В один момент Алан почувствовал, что хватка Тома ослабла, а рука, казавшаяся такой реальной и нечеловечески сильной, начинала таять, словно сон, словно смущающий разум кошмар, в бесконечной попытке своей поймать новую жертву. Он увидел отражение гнева на истлевшем лице Дэспера. Узрел его боль от осознание того, что месть так и не свершилась, что тот, кто некогда лишил его жизни, сам продолжает наслаждаться ей, оставляя его в этом сером пограничье между мирами, вынуждая день за днем скрывать от стражей, следящих за устройством миропорядка, как в жизни, так и в смерти, от самого сотворения мира, до наших дней.
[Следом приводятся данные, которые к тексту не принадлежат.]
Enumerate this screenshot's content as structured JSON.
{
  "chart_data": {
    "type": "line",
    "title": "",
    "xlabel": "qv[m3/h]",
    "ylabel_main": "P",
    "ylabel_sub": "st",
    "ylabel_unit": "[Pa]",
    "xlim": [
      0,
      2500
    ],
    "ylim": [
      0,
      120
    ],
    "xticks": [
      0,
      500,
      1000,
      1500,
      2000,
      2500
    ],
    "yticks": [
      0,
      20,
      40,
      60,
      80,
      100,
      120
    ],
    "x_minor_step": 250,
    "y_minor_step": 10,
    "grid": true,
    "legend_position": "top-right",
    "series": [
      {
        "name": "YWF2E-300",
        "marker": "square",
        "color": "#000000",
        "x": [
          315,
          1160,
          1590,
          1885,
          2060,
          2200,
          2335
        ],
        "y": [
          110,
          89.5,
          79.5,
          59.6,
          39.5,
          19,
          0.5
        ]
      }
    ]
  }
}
Открыв глаза, Спад увидел обеспокоенное лицо Маккреди и двух санитаров, с явным интересом рассматривающих его, словно видели впервые. На лицах каждого так и читалось: Как этот парень все еще жив?! Это не внушало уверенности, и уже тем более повышало край благодарности, которую офицер испытывал в отношении своего спасителя.
- С возвращением. – ответил Шон на кивок благодарности, сделанный Аланом, после осознания того, что этот человек только что сделал для него. – Надеюсь впредь, вы не станете нас так пугать.
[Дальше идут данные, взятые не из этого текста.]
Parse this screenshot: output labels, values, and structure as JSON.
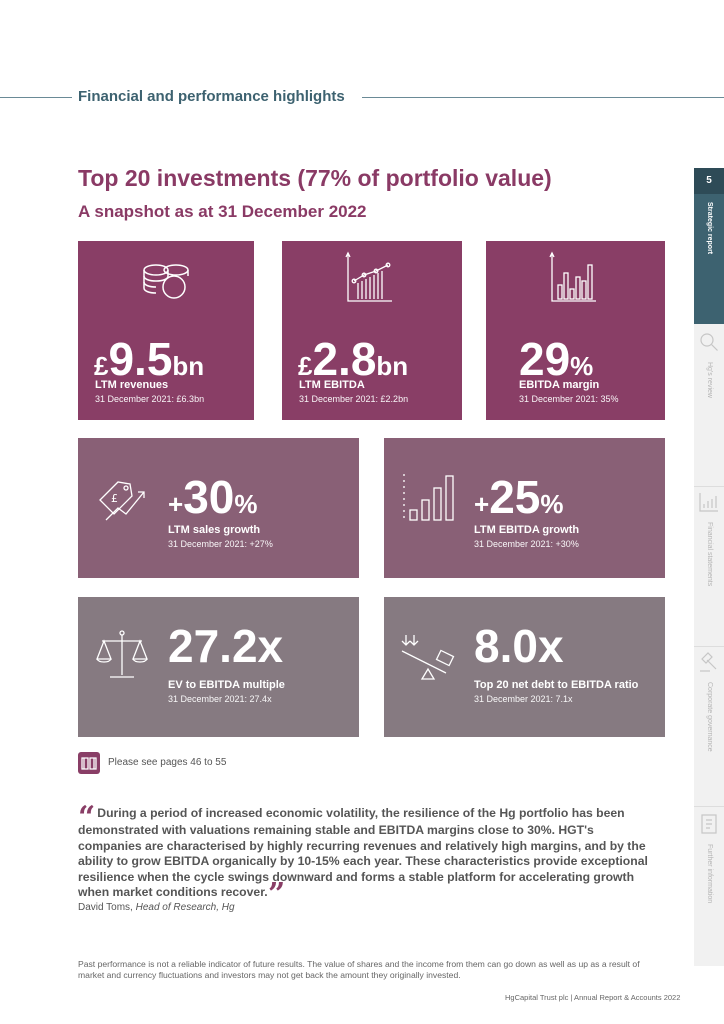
{
  "section_title": "Financial and performance highlights",
  "title": "Top 20 investments (77% of portfolio value)",
  "subtitle": "A snapshot as at 31 December 2022",
  "tiles": [
    {
      "prefix": "£",
      "value": "9.5",
      "suffix": "bn",
      "label": "LTM revenues",
      "comparison": "31 December 2021: £6.3bn",
      "icon": "coins-icon"
    },
    {
      "prefix": "£",
      "value": "2.8",
      "suffix": "bn",
      "label": "LTM EBITDA",
      "comparison": "31 December 2021: £2.2bn",
      "icon": "line-chart-icon"
    },
    {
      "prefix": "",
      "value": "29",
      "suffix": "%",
      "label": "EBITDA margin",
      "comparison": "31 December 2021: 35%",
      "icon": "bar-chart-icon"
    },
    {
      "prefix": "+",
      "value": "30",
      "suffix": "%",
      "label": "LTM sales growth",
      "comparison": "31 December 2021: +27%",
      "icon": "price-tag-growth-icon"
    },
    {
      "prefix": "+",
      "value": "25",
      "suffix": "%",
      "label": "LTM EBITDA growth",
      "comparison": "31 December 2021: +30%",
      "icon": "rising-bars-icon"
    },
    {
      "prefix": "",
      "value": "27.2x",
      "suffix": "",
      "label": "EV to EBITDA multiple",
      "comparison": "31 December 2021: 27.4x",
      "icon": "scales-icon"
    },
    {
      "prefix": "",
      "value": "8.0x",
      "suffix": "",
      "label": "Top 20 net debt to EBITDA ratio",
      "comparison": "31 December 2021: 7.1x",
      "icon": "seesaw-icon"
    }
  ],
  "reference": "Please see pages 46 to 55",
  "quote": "During a period of increased economic volatility, the resilience of the Hg portfolio has been demonstrated with valuations remaining stable and EBITDA margins close to 30%. HGT's companies are characterised by highly recurring revenues and relatively high margins, and by the ability to grow EBITDA organically by 10-15% each year. These characteristics provide exceptional resilience when the cycle swings downward and forms a stable platform for accelerating growth when market conditions recover.",
  "attribution": {
    "name": "David Toms, ",
    "role": "Head of Research, Hg"
  },
  "disclaimer": "Past performance is not a reliable indicator of future results. The value of shares and the income from them can go down as well as up as a result of market and currency fluctuations and investors may not get back the amount they originally invested.",
  "footer": "HgCapital Trust plc  |  Annual Report & Accounts 2022",
  "sidebar": {
    "page_number": "5",
    "sections": [
      "Strategic report",
      "Hg's review",
      "Financial statements",
      "Corporate governance",
      "Further information"
    ]
  },
  "colors": {
    "plum": "#893e66",
    "mauve": "#896076",
    "grey": "#867a81",
    "teal": "#3d6270"
  }
}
Маккреди старался это скрыть, но лицо его выражало крайнюю озабоченность, словно он сам не верил, что человек, который в данный момент лежал перед ним, мог выжить.

Чувства, которые испытываешь, находясь в тумане трудно передать словами, сложно озвучить, невозможно понять. Они так же призрачны, непонятны, бесплотны и столь же хрупки, как и сама человеческая жизнь. В них легко запутаться, потеряться, сгинуть навсегда, никогда не найдя дорогу домой. В какой-то момент, кажется, что стоит протянуть руку, и ты коснешься тумана, почувствуешь, какой он на ощупь, познаешь его, но это обман. Как обманчива жизнь, как обманчивы люди, как обманчива смерть, в своей вечной охоте за человеческими душами.
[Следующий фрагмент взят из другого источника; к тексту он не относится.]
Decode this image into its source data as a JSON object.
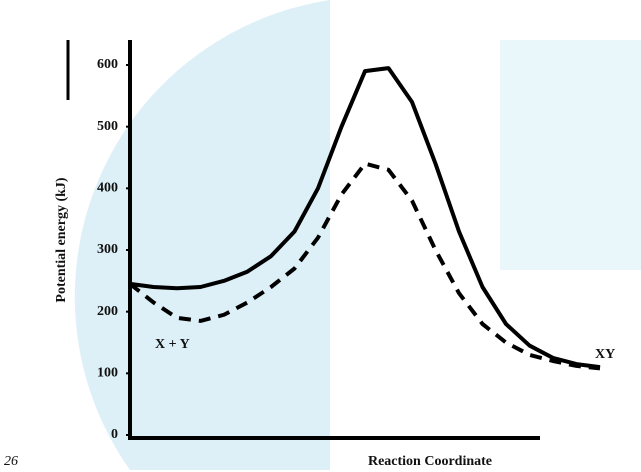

Будучи лишь призраком, видением, он, тем не менее, был везде. Словно белое покрывало окутывал он корабль, но Кэрроллу больше пришлось по душе сравнение с паутиной, которое дал Леонард Райт. Туман действительно походил на паутину, охватившую все и вся, бывший везде, но неуловимый. Что самое страшное – ему не было конца, не было края, заплыв за который, “Разящий” мог вырваться из плена.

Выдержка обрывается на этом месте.